As such, I’m urging my clients to enter gingerly into the New Year. ‘22 will be different than ’21, and for all I know, it may be better.
But it may be just as bad. Or worse.
Above all, I think ‘22 will take its sweet time in its unfolding, that what transpires in the winter may not resemble what unfolds in the spring, and in the seasons that follow.
My read of the consensus entering the new sun circling cycle is that the above-named risks are under-accounted for in the prognostication calculus. All them analysts are too sanguine for my blood, and this, perhaps, worries me most of all.
I believe they’s all just spitballing.
We could begin with a big rally. Or a big selloff. Either trajectory is likely to be a fade.
Investors are likely to render their judgments on the outcomes of a handful of high-drama issues, including, but not limited to:
- Public Health Conditions
- Inflation
- Fed and Fiscal Policy
- Credit Market Health and Sustainability
- Interest Rates
- Political Developments and Prospects in an Important Election Year
- Energy Prices
All these matters are deeply in play, and all are cause for concern. The path that each takes, is, at present, unknowable. Meantime, a wide range of asset classes feature, on a relative basis at any rate, counterintuitive pricing patterns, emblematic of the vexing confusion out there.

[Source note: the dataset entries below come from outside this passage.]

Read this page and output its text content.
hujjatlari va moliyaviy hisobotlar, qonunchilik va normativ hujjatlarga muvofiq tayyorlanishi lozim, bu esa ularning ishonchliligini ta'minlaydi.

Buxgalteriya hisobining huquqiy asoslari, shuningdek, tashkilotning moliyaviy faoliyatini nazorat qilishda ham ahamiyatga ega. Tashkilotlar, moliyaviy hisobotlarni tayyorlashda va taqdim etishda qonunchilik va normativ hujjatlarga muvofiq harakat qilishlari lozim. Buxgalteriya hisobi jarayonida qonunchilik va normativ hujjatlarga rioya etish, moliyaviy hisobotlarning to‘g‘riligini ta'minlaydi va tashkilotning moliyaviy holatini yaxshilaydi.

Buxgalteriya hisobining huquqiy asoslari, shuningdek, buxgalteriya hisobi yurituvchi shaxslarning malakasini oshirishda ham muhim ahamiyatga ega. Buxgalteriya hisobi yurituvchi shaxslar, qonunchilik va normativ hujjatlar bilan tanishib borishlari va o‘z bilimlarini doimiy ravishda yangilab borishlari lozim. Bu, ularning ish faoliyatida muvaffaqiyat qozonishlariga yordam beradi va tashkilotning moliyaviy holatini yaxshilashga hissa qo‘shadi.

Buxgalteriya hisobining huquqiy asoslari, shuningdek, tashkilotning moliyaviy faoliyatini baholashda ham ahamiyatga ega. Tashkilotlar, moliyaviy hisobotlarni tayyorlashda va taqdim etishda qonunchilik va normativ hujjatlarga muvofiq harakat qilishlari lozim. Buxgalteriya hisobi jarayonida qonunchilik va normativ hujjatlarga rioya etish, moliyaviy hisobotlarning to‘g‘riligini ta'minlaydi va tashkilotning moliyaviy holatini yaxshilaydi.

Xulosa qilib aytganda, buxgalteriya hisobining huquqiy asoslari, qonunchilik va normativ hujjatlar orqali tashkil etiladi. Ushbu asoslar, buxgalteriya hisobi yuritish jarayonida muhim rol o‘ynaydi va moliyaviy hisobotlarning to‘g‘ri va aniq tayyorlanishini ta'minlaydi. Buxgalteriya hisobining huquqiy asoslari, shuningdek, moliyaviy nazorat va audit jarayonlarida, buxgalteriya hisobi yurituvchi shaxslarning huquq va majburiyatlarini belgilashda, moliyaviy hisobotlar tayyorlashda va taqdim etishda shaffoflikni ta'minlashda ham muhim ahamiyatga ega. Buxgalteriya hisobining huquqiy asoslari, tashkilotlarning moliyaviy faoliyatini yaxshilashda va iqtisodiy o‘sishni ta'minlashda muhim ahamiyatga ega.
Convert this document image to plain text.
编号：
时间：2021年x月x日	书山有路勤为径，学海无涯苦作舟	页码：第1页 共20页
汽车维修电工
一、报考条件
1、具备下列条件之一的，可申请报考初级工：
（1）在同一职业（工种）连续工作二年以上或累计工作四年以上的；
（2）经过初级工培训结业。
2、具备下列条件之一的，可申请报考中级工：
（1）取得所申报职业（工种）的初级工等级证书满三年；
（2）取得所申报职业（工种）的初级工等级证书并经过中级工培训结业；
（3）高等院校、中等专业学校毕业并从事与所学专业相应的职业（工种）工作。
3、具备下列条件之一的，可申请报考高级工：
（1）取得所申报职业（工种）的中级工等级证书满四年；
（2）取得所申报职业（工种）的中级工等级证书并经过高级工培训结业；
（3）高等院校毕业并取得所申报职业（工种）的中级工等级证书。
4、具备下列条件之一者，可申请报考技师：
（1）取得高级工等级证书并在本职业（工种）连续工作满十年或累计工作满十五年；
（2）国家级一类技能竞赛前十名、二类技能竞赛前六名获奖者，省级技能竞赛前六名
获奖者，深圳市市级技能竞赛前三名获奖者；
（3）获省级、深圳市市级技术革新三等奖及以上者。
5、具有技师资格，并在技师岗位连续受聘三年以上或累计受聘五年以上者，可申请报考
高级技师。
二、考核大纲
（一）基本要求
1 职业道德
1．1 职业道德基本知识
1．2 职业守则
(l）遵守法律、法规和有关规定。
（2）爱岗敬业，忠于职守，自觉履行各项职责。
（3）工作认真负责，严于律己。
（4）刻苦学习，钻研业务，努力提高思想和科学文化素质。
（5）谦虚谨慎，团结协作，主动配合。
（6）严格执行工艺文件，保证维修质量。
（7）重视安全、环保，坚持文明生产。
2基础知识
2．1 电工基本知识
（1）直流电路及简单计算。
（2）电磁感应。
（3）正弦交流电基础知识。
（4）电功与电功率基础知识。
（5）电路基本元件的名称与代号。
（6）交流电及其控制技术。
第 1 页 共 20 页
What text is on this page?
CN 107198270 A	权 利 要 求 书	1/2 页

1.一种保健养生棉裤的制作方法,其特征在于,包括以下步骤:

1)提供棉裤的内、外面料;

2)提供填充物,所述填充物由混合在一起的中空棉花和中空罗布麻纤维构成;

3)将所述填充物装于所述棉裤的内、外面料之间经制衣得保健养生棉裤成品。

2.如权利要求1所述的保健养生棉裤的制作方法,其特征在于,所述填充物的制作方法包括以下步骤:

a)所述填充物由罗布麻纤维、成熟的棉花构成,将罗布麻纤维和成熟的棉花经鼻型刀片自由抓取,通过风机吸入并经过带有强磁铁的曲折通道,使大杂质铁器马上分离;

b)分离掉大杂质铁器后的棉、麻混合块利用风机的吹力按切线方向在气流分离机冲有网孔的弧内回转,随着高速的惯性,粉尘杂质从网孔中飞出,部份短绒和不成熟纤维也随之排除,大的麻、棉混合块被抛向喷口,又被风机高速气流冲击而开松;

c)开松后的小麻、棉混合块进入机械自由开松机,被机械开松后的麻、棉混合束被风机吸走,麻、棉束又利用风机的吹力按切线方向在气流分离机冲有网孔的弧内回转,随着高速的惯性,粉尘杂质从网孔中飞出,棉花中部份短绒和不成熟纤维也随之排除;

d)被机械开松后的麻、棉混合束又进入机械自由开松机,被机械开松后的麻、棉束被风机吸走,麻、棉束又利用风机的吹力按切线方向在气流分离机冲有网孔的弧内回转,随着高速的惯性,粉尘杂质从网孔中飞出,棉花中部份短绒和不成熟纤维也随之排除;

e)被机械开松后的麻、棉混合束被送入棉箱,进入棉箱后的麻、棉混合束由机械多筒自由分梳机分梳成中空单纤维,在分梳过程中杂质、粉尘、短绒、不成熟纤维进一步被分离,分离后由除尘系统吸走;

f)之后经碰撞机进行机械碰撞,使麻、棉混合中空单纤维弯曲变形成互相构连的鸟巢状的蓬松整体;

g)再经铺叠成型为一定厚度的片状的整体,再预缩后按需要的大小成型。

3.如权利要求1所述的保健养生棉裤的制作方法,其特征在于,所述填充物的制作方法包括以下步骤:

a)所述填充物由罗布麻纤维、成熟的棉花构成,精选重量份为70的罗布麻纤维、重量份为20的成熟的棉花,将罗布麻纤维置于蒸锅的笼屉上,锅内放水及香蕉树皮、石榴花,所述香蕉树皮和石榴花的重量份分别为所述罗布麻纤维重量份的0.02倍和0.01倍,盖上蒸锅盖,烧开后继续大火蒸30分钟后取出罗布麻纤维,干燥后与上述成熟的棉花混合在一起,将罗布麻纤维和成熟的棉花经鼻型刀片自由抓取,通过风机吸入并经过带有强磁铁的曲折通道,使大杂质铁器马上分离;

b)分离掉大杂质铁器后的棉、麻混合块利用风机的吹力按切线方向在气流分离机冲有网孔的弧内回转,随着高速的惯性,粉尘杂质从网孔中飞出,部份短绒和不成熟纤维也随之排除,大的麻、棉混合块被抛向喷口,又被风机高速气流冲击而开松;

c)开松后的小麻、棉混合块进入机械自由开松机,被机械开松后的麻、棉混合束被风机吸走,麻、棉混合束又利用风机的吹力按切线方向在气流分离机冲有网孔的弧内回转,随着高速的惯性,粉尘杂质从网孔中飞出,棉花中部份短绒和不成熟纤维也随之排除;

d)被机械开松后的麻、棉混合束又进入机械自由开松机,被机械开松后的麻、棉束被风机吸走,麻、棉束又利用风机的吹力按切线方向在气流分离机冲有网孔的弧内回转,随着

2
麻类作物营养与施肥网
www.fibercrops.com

Consider, for instance, the last on the list. As illustrated in the following chart, cross-geographic price dynamics for Natural Gas are, to me, bordering on nonsensical:
A Tale of Two Continents — U.S. vs. European Natural Gas:
So, investors (who ought to know) are suggesting that we (blue line) Americans will face a cozy winter, while some of our friends on the (white line) Continent are likely to freeze to death.
In a world as fungible as that in which we dwell, it strikes me that both can’t be true.
And then there’s all those yield shenanigans. I was surprised as anyone that the investing masses reacted to Powell’s ambiguously rendered taper talk by buying up both stocks and bonds. The rally in the former asset class faded quickly, while the latter continued to surge. Bond yields in the face of a superficially hawkish policy statement remained submerged, but the high-flying tech names that are supposed to benefit from these low yields staged an ignominious and counterintuitive retreat.
It doesn’t make much sense to me, and I really don’t know what to tell you other than to proceed with caution. But this much is certain. It will all play out as the Good Lord intends in the coming months: a reality we should bear in mind during this holiday season.
And so this is Christmas. Maybe your Secret Santa is already in the books, and if so, I hope you had fun. If not, my suggestion still stands.
We won’t be reasoning together again until the holiday is over, so here’s wishing you a blessed one. If you don’t wish to give Teddy-in-a-Box as a gift, perhaps we can, at any rate, draw some benefit from his experience.
One day, you’re a weak and sickly kid. Next, you’re charging victoriously up San Juan Hill. Before you know it, you’re President of the United States, and, a few years later, turn tits up, prematurely, at the age of sixty.
Twenty years later they bronze you and mount you in front of a museum on the Upper West Side, a place you occupy, with your foot-bound companions of color, for more than three generations. This outrages the easily offended masses, so they decide to remove your friends, as a prelude to boxing you up and shipping you to the North Dakota Badlands.
It just doesn’t pay to get too comfortable. Anywhere under heaven. And, during this holiday season, it will do you no harm, as you make your plots and plans, to take this into consideration.